Le concept du finishing « interroge » l’univers Cognac

17 décembre 2019

            Le débat « brûlant» qui agite actuellement la sphère professionnelle de la région délimitée concerne la pratique du Finishing, une méthode de finition de l’élevage des eaux-de-vie pendant quelques mois dans des fûts ayant précédemment logé d’autres eaux-de-vie ou spiritueux. La pratique est interdite dans le cahier des charges d’élaboration du Cognac alors que les Scotch-Whisky et les Rhum l’ont légalisé et intégré comme un process d’élevage à part entière.  Une démarche de finition est une phase complémentaire du vieillissement qui s’effectue en transvasant une eau-de-vie dans un type fût différents pendant une durée souvent courte mais suffisante pour permettre au produit qu’elle contient, d’acquérir des caractéristiques qu’il n’avait pas auparavant.

 

            Le dossier du Finishing est devenu un centre d’intérêt dans la région de Cognac sous l’impulsion d’une grande maison qui a lancé un produit de ce type élaboré à partir d’un Cognac VSOP. Le succès commercial rencontré aux États Unis a permis à la marque de faire une percée remarquée sur ce marché majeur et maintenant aussi dans d’autres pays. Des petites et moyennes maisons de négoce ont aussi exploité le créneau du Finishing. Les Cognacs finissant leur élevage de cette manière ne sont plus considérés comme des Cognacs à part entière mais comme des boissons spiritueuses élaborées à partir d’eaux-de-vie de notre région. Ce sont des produits innovants sur les plans organoleptiques et du concept d’élaboration qui soulèvent deux questions de fond :

             Le finishing peut-il devenir une pratique cohérente dans l’univers Cognac ?

 

             Les produits commerciaux de ce type sont-ils en droit d’intégrer la catégorie Cognac ?

            Cela fait plus de deux ans que l’épineux dossier du Finishing est à l’étude au sein de l’interprofession. Une commission a été constituée pour nourrir la réflexion et s’interroger sur l’intérêt d’intégrer ou pas les process de finition dans le cahier des charges régional. Une étude indépendante a été demandée à un cabinet spécialisé pour apprécier la réaction des consommateurs et étayer les argumentations positives et négatives des pratiques de finition au sein de la filière Cognac. Les conclusions de ces travaux ont été transmises aux professionnels au cours des dernières semaines afin qu’ils prennent position sur le sujet.

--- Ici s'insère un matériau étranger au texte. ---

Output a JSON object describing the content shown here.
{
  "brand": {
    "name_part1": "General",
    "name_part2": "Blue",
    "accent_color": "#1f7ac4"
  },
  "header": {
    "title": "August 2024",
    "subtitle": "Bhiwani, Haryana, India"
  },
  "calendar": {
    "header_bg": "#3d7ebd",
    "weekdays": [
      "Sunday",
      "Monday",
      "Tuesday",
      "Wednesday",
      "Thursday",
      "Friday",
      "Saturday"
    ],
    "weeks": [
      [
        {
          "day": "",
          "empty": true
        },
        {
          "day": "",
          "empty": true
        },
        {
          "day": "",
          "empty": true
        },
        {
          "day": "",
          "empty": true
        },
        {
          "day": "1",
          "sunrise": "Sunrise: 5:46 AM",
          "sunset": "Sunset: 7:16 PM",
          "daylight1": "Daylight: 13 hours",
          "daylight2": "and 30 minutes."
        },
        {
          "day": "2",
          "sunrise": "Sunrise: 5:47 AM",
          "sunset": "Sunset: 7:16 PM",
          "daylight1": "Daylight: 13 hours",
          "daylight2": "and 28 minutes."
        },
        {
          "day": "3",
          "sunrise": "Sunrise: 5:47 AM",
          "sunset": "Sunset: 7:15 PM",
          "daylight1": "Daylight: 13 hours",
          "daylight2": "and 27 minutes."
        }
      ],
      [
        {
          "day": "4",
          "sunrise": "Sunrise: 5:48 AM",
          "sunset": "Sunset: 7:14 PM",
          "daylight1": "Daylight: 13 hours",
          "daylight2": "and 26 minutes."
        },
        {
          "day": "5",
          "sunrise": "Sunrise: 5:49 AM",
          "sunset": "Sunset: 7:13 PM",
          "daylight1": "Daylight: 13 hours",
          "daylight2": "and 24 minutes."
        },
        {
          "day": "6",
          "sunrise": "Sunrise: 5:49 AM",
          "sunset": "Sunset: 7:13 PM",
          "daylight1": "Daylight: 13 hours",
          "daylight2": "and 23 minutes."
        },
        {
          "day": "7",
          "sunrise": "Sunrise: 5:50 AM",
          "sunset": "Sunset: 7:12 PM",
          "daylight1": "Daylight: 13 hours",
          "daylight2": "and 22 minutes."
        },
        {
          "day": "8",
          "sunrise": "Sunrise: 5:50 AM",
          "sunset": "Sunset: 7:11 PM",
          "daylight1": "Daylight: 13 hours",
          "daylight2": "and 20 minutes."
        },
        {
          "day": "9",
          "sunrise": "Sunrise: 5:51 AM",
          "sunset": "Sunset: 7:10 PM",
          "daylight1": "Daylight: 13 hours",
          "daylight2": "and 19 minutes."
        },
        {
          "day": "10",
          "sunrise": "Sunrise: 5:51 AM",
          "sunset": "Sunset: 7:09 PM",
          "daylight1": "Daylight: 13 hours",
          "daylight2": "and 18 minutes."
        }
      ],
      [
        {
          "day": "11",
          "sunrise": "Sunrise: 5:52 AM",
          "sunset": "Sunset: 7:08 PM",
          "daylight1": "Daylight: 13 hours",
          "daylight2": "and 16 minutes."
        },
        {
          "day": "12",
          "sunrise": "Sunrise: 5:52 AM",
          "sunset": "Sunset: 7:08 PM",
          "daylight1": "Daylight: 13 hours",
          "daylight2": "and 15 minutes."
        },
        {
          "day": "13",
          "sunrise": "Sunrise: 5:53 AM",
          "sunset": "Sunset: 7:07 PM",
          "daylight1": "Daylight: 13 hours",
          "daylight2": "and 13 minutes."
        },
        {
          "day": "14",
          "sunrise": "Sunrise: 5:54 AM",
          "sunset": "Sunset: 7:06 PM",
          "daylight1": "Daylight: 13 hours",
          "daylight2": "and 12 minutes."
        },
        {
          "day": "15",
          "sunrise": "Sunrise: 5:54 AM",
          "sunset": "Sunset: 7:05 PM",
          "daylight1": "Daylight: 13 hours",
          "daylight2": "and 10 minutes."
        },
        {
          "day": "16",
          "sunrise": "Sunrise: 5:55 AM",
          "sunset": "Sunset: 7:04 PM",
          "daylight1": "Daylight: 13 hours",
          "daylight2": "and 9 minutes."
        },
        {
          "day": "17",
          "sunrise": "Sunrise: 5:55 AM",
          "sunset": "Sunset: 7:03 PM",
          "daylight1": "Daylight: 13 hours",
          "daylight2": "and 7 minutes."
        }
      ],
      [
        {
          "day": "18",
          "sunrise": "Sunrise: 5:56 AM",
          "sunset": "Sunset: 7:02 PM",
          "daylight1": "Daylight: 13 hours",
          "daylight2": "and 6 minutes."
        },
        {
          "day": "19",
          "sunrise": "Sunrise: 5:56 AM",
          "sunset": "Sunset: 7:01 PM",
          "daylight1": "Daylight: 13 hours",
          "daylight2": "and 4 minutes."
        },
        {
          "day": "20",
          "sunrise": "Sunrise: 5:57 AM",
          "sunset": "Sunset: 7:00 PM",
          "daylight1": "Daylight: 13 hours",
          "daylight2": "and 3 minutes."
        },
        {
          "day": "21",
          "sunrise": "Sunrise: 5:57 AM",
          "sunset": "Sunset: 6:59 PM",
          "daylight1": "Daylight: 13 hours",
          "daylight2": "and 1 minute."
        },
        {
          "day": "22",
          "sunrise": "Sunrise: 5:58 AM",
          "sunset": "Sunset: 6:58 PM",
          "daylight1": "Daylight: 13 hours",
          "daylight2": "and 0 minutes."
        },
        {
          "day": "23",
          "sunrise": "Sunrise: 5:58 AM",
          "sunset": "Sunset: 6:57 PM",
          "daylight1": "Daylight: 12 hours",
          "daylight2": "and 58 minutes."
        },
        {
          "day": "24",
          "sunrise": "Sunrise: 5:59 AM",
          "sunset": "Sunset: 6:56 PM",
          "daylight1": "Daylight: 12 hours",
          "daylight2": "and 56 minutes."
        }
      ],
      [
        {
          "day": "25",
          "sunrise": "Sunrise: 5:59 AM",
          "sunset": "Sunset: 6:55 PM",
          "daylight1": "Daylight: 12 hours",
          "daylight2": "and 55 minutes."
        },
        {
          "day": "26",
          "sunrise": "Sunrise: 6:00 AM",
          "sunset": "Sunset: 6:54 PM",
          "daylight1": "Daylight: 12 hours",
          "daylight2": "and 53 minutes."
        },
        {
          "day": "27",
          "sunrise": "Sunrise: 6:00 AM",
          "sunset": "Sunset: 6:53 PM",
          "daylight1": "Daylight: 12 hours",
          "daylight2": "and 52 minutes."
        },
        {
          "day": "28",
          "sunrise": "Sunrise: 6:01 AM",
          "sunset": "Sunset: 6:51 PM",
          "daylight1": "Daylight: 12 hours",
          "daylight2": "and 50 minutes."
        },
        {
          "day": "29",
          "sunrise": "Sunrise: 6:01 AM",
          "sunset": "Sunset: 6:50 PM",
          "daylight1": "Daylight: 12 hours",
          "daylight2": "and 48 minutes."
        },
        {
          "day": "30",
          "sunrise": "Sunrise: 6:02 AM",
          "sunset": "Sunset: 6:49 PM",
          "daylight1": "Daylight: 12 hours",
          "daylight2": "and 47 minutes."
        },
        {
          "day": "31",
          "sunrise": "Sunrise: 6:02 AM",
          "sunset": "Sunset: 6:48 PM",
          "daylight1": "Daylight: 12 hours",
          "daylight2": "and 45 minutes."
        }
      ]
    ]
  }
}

Au sein de la famille du négoce des prises de position fortes, opposées rendent les débats de plus en plus complexes et au cours des trois derniers mois, de fortes tensions se sont exprimées.

 

            Les promoteurs de la démarche mettent en avant le succès commercial du produit phare porté par cette innovation. Aujourd’hui, les sorties d’eaux-de-vie bénéficiant d’un Finishing sont comptabilisées au niveau des autres utilisations. Ces volumes ont enregistré une hausse constante, régulière  depuis trois ans qui ne peuvent être attribués seulement aux besoins pour la fabrication de pineau fabriqués et aux utilisations pour l’élaboration des liqueurs. Plusieurs observateurs avisés de la région considèrent que les volumes de l’ensemble des qualités commerciales bénéficiant du Finishing se situent entre 3 000 et 5 000 hl d’AP. Sur le fond, il faut bien reconnaître que ces produits commerciaux apportent sur le plan gustatif des choses intéressantes, curieuses qui ne remettent pas en cause la structure de la base des Cognacs utilisés. La nature des chênes utilisés, l’intensité du bousinage, les proportions de bois neufs constituent déjà des leviers techniques d’expression aromatiques différents. Le bonus du Finishing ne serait-il pas un concept de marketing pour susciter la curiosité des consommateurs et de créer un effet de « de Buzz» autour du produit ? Indéniablement, si c’est le cas, cela a plutôt bien marché au vu des volumes cités précédemment et de la dynamique commerciale constante que cela semble créer ! Les consommateurs apprécient le caractère innovant de ces produits.

 

             La filière est aussi en droit de s’interroger sur les conséquences à moyen terme de la mise en œuvre du Finishing sur l’image du produit. Une telle pratique ne va-t-elle pas trop loin dans la recherche d’arômes novateurs ? Est-il souhaitable de légaliser les démarches de finition pour le Cognac alors que sa qualité fait l’unanimité dans l’univers des spiritueux ? Une telle évolution ne viendrait-elle ternir dans le temps l’image d’excellence du Cognac ? N’existe-t-il pas d’autres moyens d’innovation qui soient plus en phase avec les valeurs historiques et culturelles de la filière ?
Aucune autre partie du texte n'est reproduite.